= Exhumed mantle =

Exhumed mantle is formed when Earth's mantle rocks are exhumed by extensional tectonics such that they appear at the seabed. This occurs in two main settings, either during seafloor spreading during the formation of oceanic core complexes, or during the rifting apart of continental crust during break-up on non-volcanic passive margins.

==Oceanic core complexes==

Diagram of a megamullion of exhumed mantle

In normal rates of seafloor spreading, the space created by rifting along a mid-ocean ridge is filled by magma, forming the standard oceanic crust, with a central magma chamber, crystallising out as gabbros and ultramafic cumulates, feeding volcanic rocks (typically pillow lavas) via systems of dykes. Such oceanic crust matches layers 2 nd 3 of the classic ophiolite stratigraphy. Where spreading rates are intermediate or slow to ultraslow, magma does not necessarily reach the surface and extension involves detachment faulting in which mantle rocks in the fault footwall become exhumed at the seabed forming structures called "megamullions".

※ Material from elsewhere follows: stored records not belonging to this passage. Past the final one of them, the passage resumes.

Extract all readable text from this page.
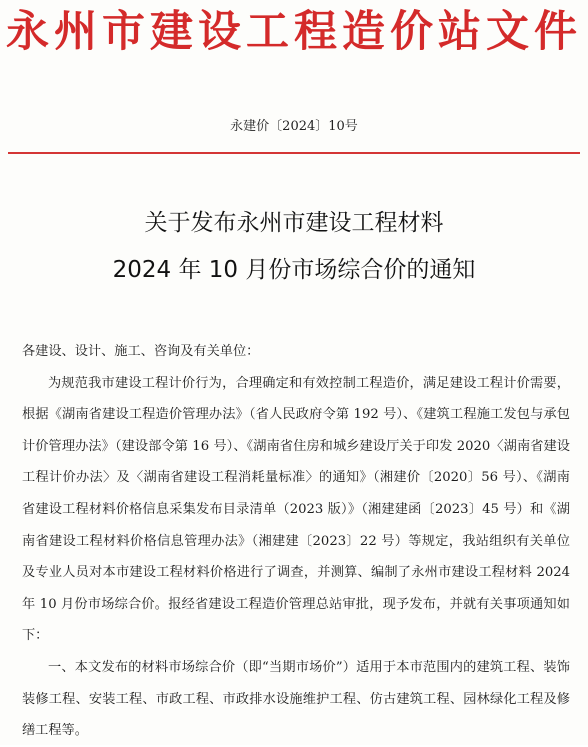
永州市建设工程造价站文件
永建价〔2024〕10号
关于发布永州市建设工程材料
2024 年 10 月份市场综合价的通知

各建设、设计、施工、咨询及有关单位：

为规范我市建设工程计价行为，合理确定和有效控制工程造价，满足建设工程计价需要，根据《湖南省建设工程造价管理办法》（省人民政府令第 192 号）、《建筑工程施工发包与承包计价管理办法》（建设部令第 16 号）、《湖南省住房和城乡建设厅关于印发 2020〈湖南省建设工程计价办法〉及〈湖南省建设工程消耗量标准〉的通知》（湘建价〔2020〕56 号）、《湖南省建设工程材料价格信息采集发布目录清单（2023 版）》（湘建建函〔2023〕45 号）和《湖南省建设工程材料价格信息管理办法》（湘建建〔2023〕22 号）等规定，我站组织有关单位及专业人员对本市建设工程材料价格进行了调查，并测算、编制了永州市建设工程材料 2024 年 10 月份市场综合价。报经省建设工程造价管理总站审批，现予发布，并就有关事项通知如下：

一、本文发布的材料市场综合价（即“当期市场价”）适用于本市范围内的建筑工程、装饰装修工程、安装工程、市政工程、市政排水设施维护工程、仿古建筑工程、园林绿化工程及修缮工程等。
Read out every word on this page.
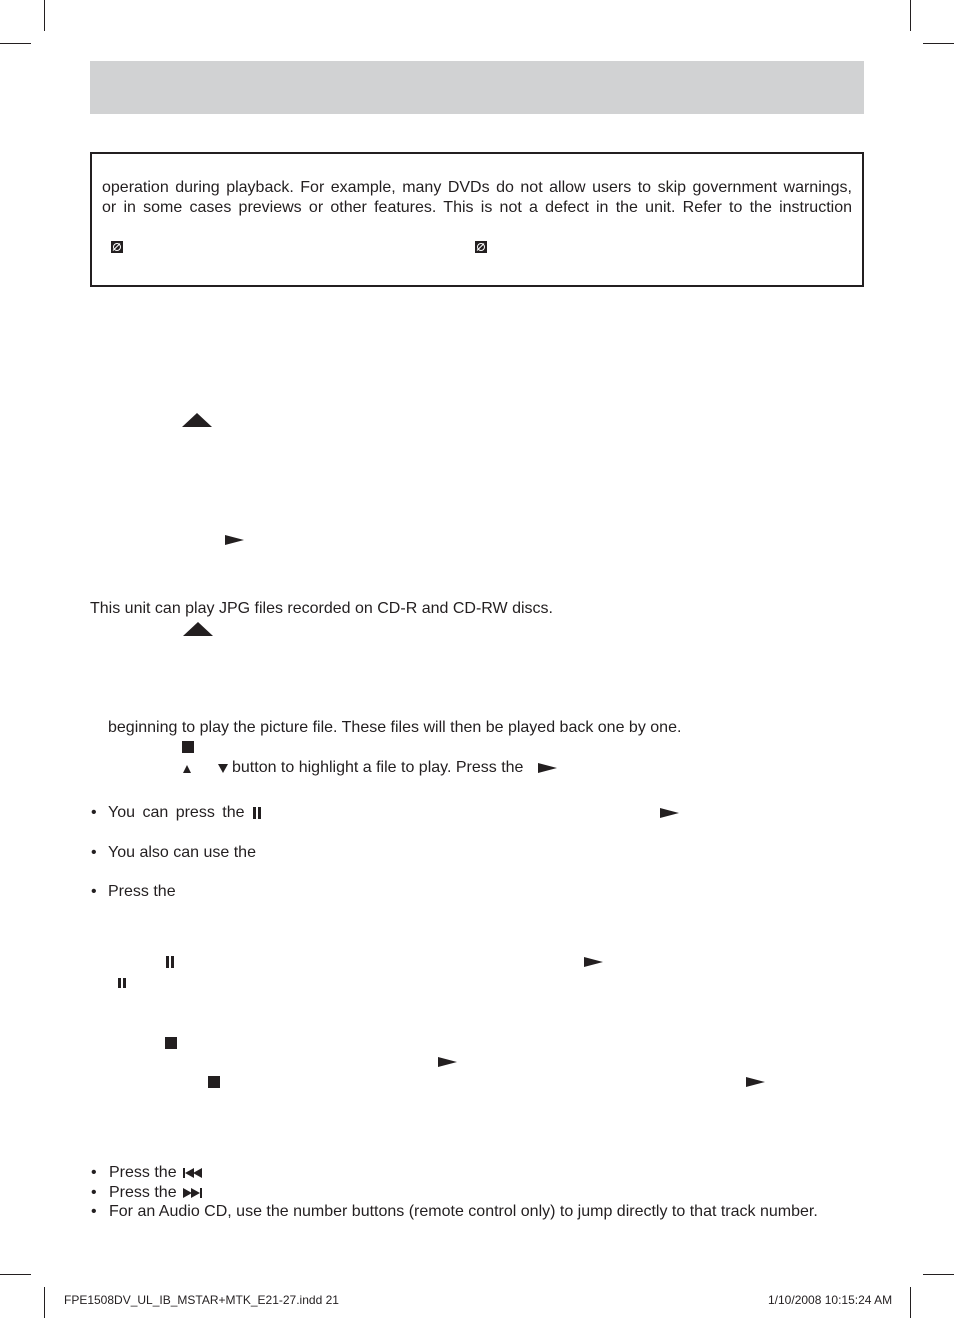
operation during playback. For example, many DVDs do not allow users to skip government warnings,
or in some cases previews or other features. This is not a defect in the unit. Refer to the instruction
This unit can play JPG files recorded on CD-R and CD-RW discs.
beginning to play the picture file. These files will then be played back one by one.
button to highlight a file to play. Press the
• You can press the
• You also can use the
• Press the
• Press the
• Press the
• For an Audio CD, use the number buttons (remote control only) to jump directly to that track number.
FPE1508DV_UL_IB_MSTAR+MTK_E21-27.indd 21	1/10/2008 10:15:24 AM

==Non-volcanic passive margins==

Passive margins form during the break-up of existing continental masses as the product of progressive rifting. On some margins, there is very little magmatic activity during this process. On such non-volcanic passive margins, extension of the continental crust starts with fault block development within the upper part of the crust and ductile thinning within the lower crust and lithospheric mantle. As the extension continues, the lower parts of the thinning lithosphere cool and start to be included in the brittle faulting, initially in the lower crust and finally in the lithospheric mantle. The final result of this is exemplified in the West Iberian margin, where a combination of seismic reflection profiling and scientific drilling (ODP Legs 103, 149, and 173) have proved the presence of serpentinized continental mantle immediately below post-rift sedimentary rocks, confirming that the mantle was exhumed at the seafloor by the time continental break-up was complete.

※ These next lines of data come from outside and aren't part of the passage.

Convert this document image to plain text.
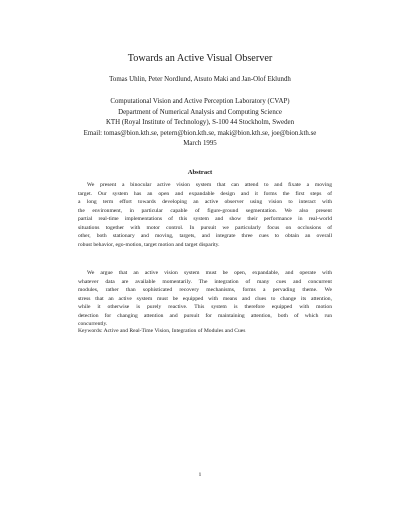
Towards an Active Visual Observer
Tomas Uhlin, Peter Nordlund, Atsuto Maki and Jan-Olof Eklundh
Computational Vision and Active Perception Laboratory (CVAP)
Department of Numerical Analysis and Computing Science
KTH (Royal Institute of Technology), S-100 44 Stockholm, Sweden
Email: tomas@bion.kth.se, petern@bion.kth.se, maki@bion.kth.se, joe@bion.kth.se
March 1995
Abstract
We present a binocular active vision system that can attend to and fixate a moving
target. Our system has an open and expandable design and it forms the first steps of
a long term effort towards developing an active observer using vision to interact with
the environment, in particular capable of figure-ground segmentation. We also present
partial real-time implementations of this system and show their performance in real-world
situations together with motor control. In pursuit we particularly focus on occlusions of
other, both stationary and moving, targets, and integrate three cues to obtain an overall
robust behavior, ego-motion, target motion and target disparity.
We argue that an active vision system must be open, expandable, and operate with
whatever data are available momentarily. The integration of many cues and concurrent
modules, rather than sophisticated recovery mechanisms, forms a pervading theme. We
stress that an active system must be equipped with means and clues to change its attention,
while it otherwise is purely reactive. This system is therefore equipped with motion
detection for changing attention and pursuit for maintaining attention, both of which run
concurrently.
Keywords: Active and Real-Time Vision, Integration of Modules and Cues
i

==Recognition in orogenic belts==
Ophiolites within the Alpine orogenic belt are dominantly serpentinized peridotites with very little evidence of pillow lavas and sheeted dykes and less gabbro than would be expected if they represented slices of normal oceanic crust. Locally extensional detachments are exposed that juxtapose continental crustal rocks against serpentinized peridotite, while elsewhere lower continental crust is seen to thin and eventually to be cut out by detachment faults, a section interpreted as a preserved ocean-continent transition.